Troubleshooting: If “Enroll Now” Is Still Missing

After installing KB5063709, most users will see the enrollment banner reappear. If you don’t, run through these checks:

  • Confirm build number: Go to SettingsSystemAbout and verify that you’re on Build 19045.6216 or later (for 22H2). If not, open Windows Update again and scan for updates—you may need a later cumulative release.
  • Reboot again: SSU and LCU installations sometimes require an extra reboot to fully register UI changes and app registration fixes.
  • Verify eligibility: Double-check that your device is not domain-joined, MDM-enrolled, or configured as a kiosk. Consumer ESU doesn’t support those scenarios.
  • Run the Update Troubleshooter: Built into Windows 10, this tool can resolve stubborn servicing stack issues.
  • For advanced users: The original bug was linked to incomplete app registration states in the servicing stack. If you’re comfortable with the command line, consult Microsoft’s documentation on resetting the Windows Update components and checking the CBS.log for errors. But for most, a clean install of the latest cumulative update followed by a reboot does the trick.

If all else fails, Microsoft support or community forums can offer tailored help. The fix in KB5063709 has resolved the wizard crash for the vast majority of affected users, so persistent failures are likely due to environmental issues rather than a remaining code defect.

Broader Implications for Windows Users

The enrollment bug and its correction spotlight several enduring themes in modern Windows servicing.

First, the cumulative update + servicing stack model accelerates patch deployment but concentrates risk. A single SSU or LCU can leave a system in a subtly broken state that only reveals itself weeks later, when a dependent feature like the ESU wizard fails. KB5063709 itself is a testament to this model’s fragility and its self-correcting nature: Microsoft shipped a combined SSU+LCU to quickly undo the damage.

Second, the relentless push toward Microsoft account integration continues to clash with consumer expectations formed over decades of local-account Windows usage. The ESU program, despite being a paid service, offers no offline enrollment path. This is not an oversight—it’s a deliberate strategy to boost account adoption and gather data. For privacy advocates and IT professionals who value control, it’s a bitter pill.
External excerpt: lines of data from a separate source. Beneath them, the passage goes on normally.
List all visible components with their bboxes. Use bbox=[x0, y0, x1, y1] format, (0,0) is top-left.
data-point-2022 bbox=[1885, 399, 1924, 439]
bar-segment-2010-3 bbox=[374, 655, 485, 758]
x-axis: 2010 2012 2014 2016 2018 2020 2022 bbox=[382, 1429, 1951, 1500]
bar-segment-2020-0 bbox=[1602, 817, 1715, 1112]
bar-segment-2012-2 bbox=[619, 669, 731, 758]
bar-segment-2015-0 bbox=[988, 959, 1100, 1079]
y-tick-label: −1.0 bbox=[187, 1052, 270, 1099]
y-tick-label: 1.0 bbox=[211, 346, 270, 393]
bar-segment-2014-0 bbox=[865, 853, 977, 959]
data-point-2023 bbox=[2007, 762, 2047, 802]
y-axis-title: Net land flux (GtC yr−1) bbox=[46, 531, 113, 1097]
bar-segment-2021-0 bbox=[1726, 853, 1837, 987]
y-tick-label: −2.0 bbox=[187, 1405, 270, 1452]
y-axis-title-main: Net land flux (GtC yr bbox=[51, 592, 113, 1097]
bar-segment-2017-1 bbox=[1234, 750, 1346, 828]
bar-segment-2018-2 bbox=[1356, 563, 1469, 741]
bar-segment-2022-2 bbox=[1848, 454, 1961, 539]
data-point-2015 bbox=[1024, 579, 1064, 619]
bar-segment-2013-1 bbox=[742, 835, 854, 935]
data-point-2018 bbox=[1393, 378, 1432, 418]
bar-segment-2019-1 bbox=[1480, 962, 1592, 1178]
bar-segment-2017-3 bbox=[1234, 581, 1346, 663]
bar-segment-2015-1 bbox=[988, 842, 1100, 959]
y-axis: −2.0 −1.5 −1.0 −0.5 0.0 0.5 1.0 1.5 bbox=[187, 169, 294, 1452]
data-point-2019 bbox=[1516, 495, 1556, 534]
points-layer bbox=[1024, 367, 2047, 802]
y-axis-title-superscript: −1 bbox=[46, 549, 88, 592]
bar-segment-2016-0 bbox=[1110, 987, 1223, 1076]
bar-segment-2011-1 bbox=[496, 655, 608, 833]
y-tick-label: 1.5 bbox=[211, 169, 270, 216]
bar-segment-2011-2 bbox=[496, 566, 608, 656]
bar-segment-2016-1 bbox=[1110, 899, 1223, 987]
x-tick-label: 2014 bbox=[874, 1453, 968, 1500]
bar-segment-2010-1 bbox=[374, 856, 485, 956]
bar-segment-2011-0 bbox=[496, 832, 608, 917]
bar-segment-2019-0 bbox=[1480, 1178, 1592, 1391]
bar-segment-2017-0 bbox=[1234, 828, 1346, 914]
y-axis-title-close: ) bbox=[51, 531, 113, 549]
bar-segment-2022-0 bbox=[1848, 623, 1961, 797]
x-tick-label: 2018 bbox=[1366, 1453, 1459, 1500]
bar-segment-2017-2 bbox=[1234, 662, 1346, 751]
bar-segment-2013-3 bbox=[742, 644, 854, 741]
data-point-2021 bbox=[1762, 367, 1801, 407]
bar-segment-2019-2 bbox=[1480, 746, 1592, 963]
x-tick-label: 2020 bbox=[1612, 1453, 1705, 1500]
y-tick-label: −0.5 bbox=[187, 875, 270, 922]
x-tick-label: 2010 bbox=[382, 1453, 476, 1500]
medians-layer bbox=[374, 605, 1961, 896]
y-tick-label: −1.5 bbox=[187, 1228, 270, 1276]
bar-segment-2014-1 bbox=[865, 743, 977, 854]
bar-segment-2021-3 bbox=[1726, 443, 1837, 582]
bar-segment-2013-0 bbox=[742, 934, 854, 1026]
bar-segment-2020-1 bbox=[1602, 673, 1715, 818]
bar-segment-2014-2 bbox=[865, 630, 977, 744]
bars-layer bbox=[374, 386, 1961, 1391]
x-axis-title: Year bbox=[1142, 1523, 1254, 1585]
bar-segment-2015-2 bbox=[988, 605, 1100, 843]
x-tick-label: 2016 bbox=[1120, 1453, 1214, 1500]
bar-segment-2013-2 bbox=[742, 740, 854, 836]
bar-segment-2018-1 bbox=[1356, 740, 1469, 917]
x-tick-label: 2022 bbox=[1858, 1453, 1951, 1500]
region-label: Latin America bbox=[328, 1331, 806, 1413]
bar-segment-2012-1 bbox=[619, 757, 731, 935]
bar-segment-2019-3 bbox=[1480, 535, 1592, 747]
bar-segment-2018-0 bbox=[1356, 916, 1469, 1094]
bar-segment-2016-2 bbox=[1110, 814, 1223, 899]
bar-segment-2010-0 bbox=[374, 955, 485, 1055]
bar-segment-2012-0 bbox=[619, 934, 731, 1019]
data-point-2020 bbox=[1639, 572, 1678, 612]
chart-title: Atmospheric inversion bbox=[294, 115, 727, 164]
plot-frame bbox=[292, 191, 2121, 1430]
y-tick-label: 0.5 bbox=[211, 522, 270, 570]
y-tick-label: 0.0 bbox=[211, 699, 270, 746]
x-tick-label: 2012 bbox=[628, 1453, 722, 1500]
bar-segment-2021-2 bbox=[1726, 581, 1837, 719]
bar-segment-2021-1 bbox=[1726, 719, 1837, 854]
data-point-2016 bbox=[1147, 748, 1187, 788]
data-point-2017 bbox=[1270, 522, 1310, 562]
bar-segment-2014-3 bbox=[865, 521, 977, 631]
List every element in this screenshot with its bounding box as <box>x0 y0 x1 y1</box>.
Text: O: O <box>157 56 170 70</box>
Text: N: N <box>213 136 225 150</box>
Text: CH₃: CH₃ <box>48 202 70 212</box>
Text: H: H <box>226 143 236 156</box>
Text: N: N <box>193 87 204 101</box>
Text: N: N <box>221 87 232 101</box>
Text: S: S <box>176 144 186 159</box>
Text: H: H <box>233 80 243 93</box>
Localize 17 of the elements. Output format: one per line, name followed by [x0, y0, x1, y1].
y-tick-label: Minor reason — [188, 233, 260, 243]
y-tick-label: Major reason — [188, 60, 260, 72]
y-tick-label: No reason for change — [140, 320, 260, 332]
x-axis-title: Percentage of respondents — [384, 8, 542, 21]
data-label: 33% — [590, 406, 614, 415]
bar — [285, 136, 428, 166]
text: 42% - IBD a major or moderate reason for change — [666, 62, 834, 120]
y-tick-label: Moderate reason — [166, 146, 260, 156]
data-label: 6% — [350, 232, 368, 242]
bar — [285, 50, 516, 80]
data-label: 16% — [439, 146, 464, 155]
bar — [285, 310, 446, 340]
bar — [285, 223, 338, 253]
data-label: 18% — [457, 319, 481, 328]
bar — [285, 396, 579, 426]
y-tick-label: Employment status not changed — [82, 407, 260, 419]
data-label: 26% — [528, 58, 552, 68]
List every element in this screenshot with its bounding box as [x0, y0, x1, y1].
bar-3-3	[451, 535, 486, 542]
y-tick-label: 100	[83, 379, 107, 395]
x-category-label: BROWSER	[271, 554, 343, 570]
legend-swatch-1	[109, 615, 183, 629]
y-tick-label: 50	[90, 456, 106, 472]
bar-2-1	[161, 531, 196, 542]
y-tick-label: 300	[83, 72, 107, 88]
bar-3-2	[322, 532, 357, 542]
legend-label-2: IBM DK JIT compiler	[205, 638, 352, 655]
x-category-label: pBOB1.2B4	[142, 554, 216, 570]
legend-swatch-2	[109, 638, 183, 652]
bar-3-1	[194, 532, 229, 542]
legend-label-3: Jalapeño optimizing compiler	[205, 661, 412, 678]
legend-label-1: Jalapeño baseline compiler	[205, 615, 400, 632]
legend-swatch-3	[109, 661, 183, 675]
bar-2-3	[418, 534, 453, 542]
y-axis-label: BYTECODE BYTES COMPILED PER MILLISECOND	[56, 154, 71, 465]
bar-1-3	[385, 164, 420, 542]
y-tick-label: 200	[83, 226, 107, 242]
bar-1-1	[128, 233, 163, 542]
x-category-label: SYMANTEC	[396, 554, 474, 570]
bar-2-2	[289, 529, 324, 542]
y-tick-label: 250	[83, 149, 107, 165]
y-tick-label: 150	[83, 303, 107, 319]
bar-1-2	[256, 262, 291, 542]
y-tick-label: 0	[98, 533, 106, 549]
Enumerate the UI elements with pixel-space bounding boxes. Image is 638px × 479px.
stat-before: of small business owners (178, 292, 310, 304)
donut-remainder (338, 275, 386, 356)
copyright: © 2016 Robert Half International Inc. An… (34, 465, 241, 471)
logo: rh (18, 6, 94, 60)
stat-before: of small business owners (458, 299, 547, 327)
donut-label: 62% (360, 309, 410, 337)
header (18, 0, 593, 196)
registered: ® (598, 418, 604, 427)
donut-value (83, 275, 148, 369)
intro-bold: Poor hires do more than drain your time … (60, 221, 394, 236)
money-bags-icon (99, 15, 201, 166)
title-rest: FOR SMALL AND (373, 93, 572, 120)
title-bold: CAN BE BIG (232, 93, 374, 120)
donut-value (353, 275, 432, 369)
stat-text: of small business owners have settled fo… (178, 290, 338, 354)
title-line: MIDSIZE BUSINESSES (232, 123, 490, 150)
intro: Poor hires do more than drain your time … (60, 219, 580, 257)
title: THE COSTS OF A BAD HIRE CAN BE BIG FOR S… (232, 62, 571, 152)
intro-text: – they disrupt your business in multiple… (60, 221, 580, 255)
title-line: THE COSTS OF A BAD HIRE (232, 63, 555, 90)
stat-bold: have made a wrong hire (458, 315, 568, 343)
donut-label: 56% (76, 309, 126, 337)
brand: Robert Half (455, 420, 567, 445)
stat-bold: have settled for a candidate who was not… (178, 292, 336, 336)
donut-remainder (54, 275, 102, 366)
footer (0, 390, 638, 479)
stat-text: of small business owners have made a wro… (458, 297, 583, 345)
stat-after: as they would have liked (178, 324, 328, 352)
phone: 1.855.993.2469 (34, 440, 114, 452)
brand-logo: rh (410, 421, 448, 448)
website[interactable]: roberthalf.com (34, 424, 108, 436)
Third, communication gaps between Microsoft’s product teams and its web/content teams remain a weak link. The outdated support webpage language, flagged by VICE and community posters, lingered for weeks while users were already wrestling with the broken sign-up. Clear, real-time coordination could have prevented some of the anger.

What You Should Do Right Now

  • Install KB5063709 via Windows Update or the Microsoft Update Catalog. Reboot. Check that your build number advances to 19045.6216.
  • Enroll before October 14, 2025. Don’t wait. The enrollment flow is now functional, and delaying risks forgetting entirely. Decide which path works for you: free settings sync, Rewards points, or the $30 paid plan. Factor in how many devices you’ll cover.
  • If privacy is paramount, skip the free sync route. The paid option still ties an account but avoids automatically syncing your settings. Better yet, begin migration planning immediately—Windows 11, a Chromebook, a Mac, or a Linux distribution. ESU is a bridge, not a destination.
  • For power users and IT admins: Test KB5063709 and the enrollment process on a representative system or in a lab. Pay attention to Secure Boot certificate lifecycle impacts on older hardware, and document the SSU + LCU interaction for offline servicing scenarios.

Microsoft’s late-breaking fix turns what could have been a catastrophic trust failure into a manageable—if inconvenient—pause. The technical repair is welcome, but the larger questions about account dependence, the limited scope of security-only updates, and the inevitability of migration remain. The responsible course for consumers is straightforward: install the update, secure that extra year if you need it, and spend it preparing for life after Windows 10. The clock is ticking, and the “Enroll now” button finally works. Use it.